Sono state parecchie le polemiche circa l’aumento di presenza delle quote rosa nelle giunte comunali, si parla anche di una mobilitazione. Cosa può dire a riguardo?
“Innanzitutto non è un argomento su cui fare speculazione politica. Se facciamo una modifica rispetto alla norma attuale dovremmo modificare anche la presenza delle donne nelle liste con la medesima percentuale. Se oggi, che non vige una regola simile, proponiamo liste con una scarsa rappresentanza di genere e poi siamo costretti ad inserire il 40% di donne nelle giunte che sono slegate dalla rappresentanza nelle varie liste o dal consiglio comunale, andiamo a creare rischi di “mal governo”, rischi di non convergenza tra l’organo consiliare e l’organo esecutivo e quindi dobbiamo portare avanti una riforma organica partendo dalle liste. E, aggiungo, una modifica di questo tipo non si può attuare per le amministrazioni in carica“.
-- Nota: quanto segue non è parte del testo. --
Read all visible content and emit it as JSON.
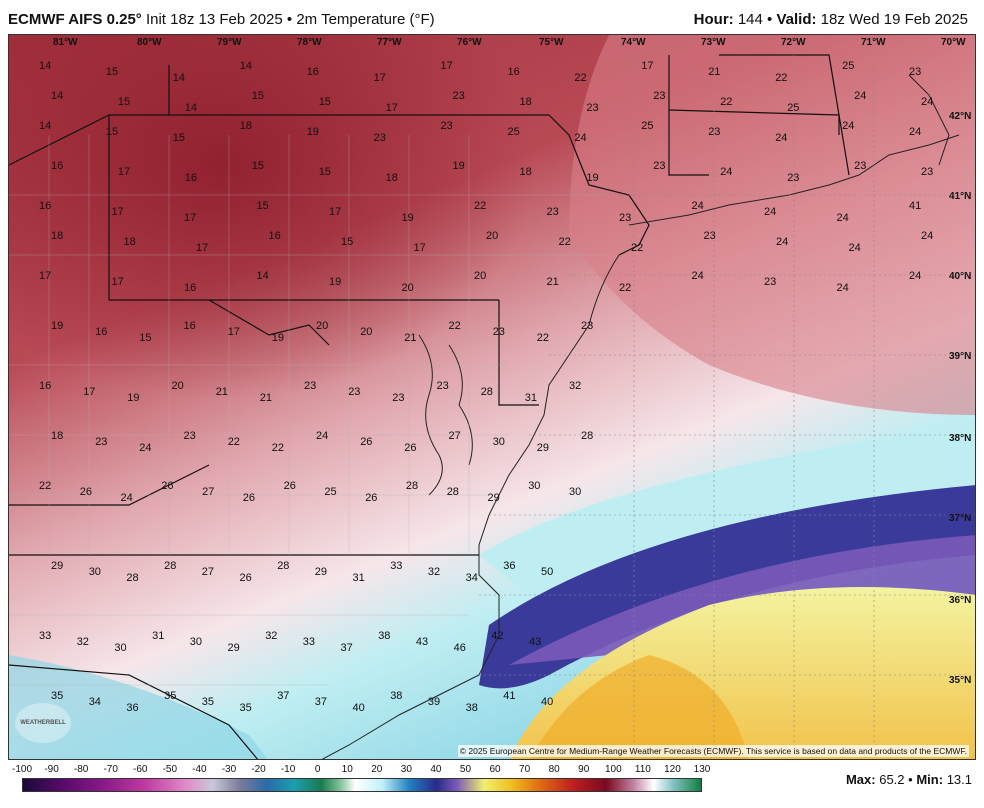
{
  "header": {
    "model": "ECMWF AIFS 0.25",
    "degree": "°",
    "init": "Init 18z 13 Feb 2025",
    "sep": "•",
    "field": "2m Temperature (°F)",
    "hour_label": "Hour:",
    "hour": "144",
    "valid_label": "Valid:",
    "valid": "18z Wed 19 Feb 2025"
  },
  "lon_labels": [
    "81°W",
    "80°W",
    "79°W",
    "78°W",
    "77°W",
    "76°W",
    "75°W",
    "74°W",
    "73°W",
    "72°W",
    "71°W",
    "70°W"
  ],
  "lat_labels": [
    "42°N",
    "41°N",
    "40°N",
    "39°N",
    "38°N",
    "37°N",
    "36°N",
    "35°N"
  ],
  "colorbar": {
    "ticks": [
      "-100",
      "-90",
      "-80",
      "-70",
      "-60",
      "-50",
      "-40",
      "-30",
      "-20",
      "-10",
      "0",
      "10",
      "20",
      "30",
      "40",
      "50",
      "60",
      "70",
      "80",
      "90",
      "100",
      "110",
      "120",
      "130"
    ]
  },
  "stats": {
    "max_label": "Max:",
    "max": "65.2",
    "sep": "•",
    "min_label": "Min:",
    "min": "13.1"
  },
  "copyright": "© 2025 European Centre for Medium-Range Weather Forecasts (ECMWF). This service is based on data and products of the ECMWF.",
  "logo_text": "WEATHERBELL",
  "colors": {
    "cold_core": "#a02a36",
    "warm_ocean": "#f2c24a",
    "front_blue": "#3a3a9a",
    "cyan": "#bfeef2"
  },
  "temperature_values": [
    "14",
    "15",
    "14",
    "14",
    "16",
    "17",
    "17",
    "16",
    "22",
    "17",
    "21",
    "22",
    "25",
    "23",
    "14",
    "15",
    "14",
    "15",
    "15",
    "17",
    "23",
    "18",
    "23",
    "23",
    "22",
    "25",
    "24",
    "24",
    "14",
    "15",
    "15",
    "18",
    "19",
    "23",
    "23",
    "25",
    "24",
    "25",
    "23",
    "24",
    "24",
    "24",
    "16",
    "17",
    "16",
    "15",
    "15",
    "18",
    "19",
    "18",
    "19",
    "23",
    "24",
    "23",
    "23",
    "23",
    "16",
    "17",
    "17",
    "15",
    "17",
    "19",
    "22",
    "23",
    "23",
    "24",
    "24",
    "24",
    "41",
    "18",
    "18",
    "17",
    "16",
    "15",
    "17",
    "20",
    "22",
    "22",
    "23",
    "24",
    "24",
    "24",
    "17",
    "17",
    "16",
    "14",
    "19",
    "20",
    "20",
    "21",
    "22",
    "24",
    "23",
    "24",
    "24",
    "19",
    "16",
    "15",
    "16",
    "17",
    "19",
    "20",
    "20",
    "21",
    "22",
    "23",
    "22",
    "23",
    "16",
    "17",
    "19",
    "20",
    "21",
    "21",
    "23",
    "23",
    "23",
    "23",
    "28",
    "31",
    "32",
    "18",
    "23",
    "24",
    "23",
    "22",
    "22",
    "24",
    "26",
    "26",
    "27",
    "30",
    "29",
    "28",
    "22",
    "26",
    "24",
    "26",
    "27",
    "26",
    "26",
    "25",
    "26",
    "28",
    "28",
    "29",
    "30",
    "30",
    "29",
    "30",
    "28",
    "28",
    "27",
    "26",
    "28",
    "29",
    "31",
    "33",
    "32",
    "34",
    "36",
    "50",
    "33",
    "32",
    "30",
    "31",
    "30",
    "29",
    "32",
    "33",
    "37",
    "38",
    "43",
    "46",
    "42",
    "43",
    "35",
    "34",
    "36",
    "35",
    "35",
    "35",
    "37",
    "37",
    "40",
    "38",
    "39",
    "38",
    "41",
    "40"
  ]
}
“Purtroppo, alcuni pretendono che questo emendamento venga applicato sin da subito, come per il consigliere supplente. Non possiamo obbligare i sindaci oggi, dopo il percorso già intrapreso, a modificare le giunte per inserire il 40% di quote rosa. Semmai questo può introdursi dai prossimi mandati amministrativi. Noi come partito siamo favorevoli ad elevare la percentuale della quota di genere nelle giunte, ma dobbiamo farlo contestualmente anche nella presentazione delle liste per i consigli comunali e chiaramente, come detto, non deve essere fatto per le attuali amministrazioni perché modifichiamo gli equilibri e rischiamo di indurre i sindaci ad una situazione di ingovernabilità“.
Sui consiglieri supplenti?
“Sin da subito mi sono mostrato sfavorevole alla proposta, dato che in primis non avrebbero un mandato pieno, visto che sarebbero sempre nella propria attività amministrativa condizionati da colui che in quel momento gli ha “prestato” il seggio, e quindi non avrebbero mai una mandato imperativo così come la Costituzione vorrebbe, e ciò mi induce a pensare che sia anche incostituzionale. Ci aveva provato qualche anno fa la Regione Sardegna, ma poi la regione stessa lo ha ritirato per via di un’impugnativa da parte dello Stato. Il consigliere comunale deve essere libero quando decide e vota, nell’interesse del territorio e dei cittadini, deve essere libero e svincolato da qualsiasi condizione. Se deve sottostare sempre a ciò che gli viene detto dall’assessore che gli ha dato la possibilità di diventare supplente, chiaramente sarà condizionato e non libero di esprimere il proprio voto“.
“Ritengo che diventa ancor più incostituzionale se questa modifica la vogliamo applicare nelle amministrazioni in carica, questo rischia di modificare quelli che sono gli equilibri dei consigli comunali e rischiare di portare i comuni all’ingovernabilità, perché laddove ci sono due-tre assessori a cui subentrano supplenti che in quel momento non sono più in linea con l’amministrazione, stravolgiamo quello che è l’equilibrio e modifichiamo quello che è l’assetto di un’amministrazione e anziché dare una mano ai sindaci probabilmente gli creeremo una difficoltà ulteriore, ovviamente con il rischio di una miriade di ricorsi per incostituzionalità che aggravano la vita degli enti locali e della regione. Sarebbe più opportuno, in caso, farlo decorrere dal mandato successivo quello attuale“.
Secondo lei si arriverà ad un “compromesso” con l’opposizione?
“Sulle riforme di questo tipo ci vuole un confronto, per trovare un accordo condiviso e una maggioranza più ampia possibile. Se non dovessero esserci le condizioni, aspettiamo qualche settimana, cerchiamo di redigere una riforma globale condivisa anche con i tecnici, che conoscono i motivi o meno di impugnabilità, e portiamo avanti una riforma di natura differente“.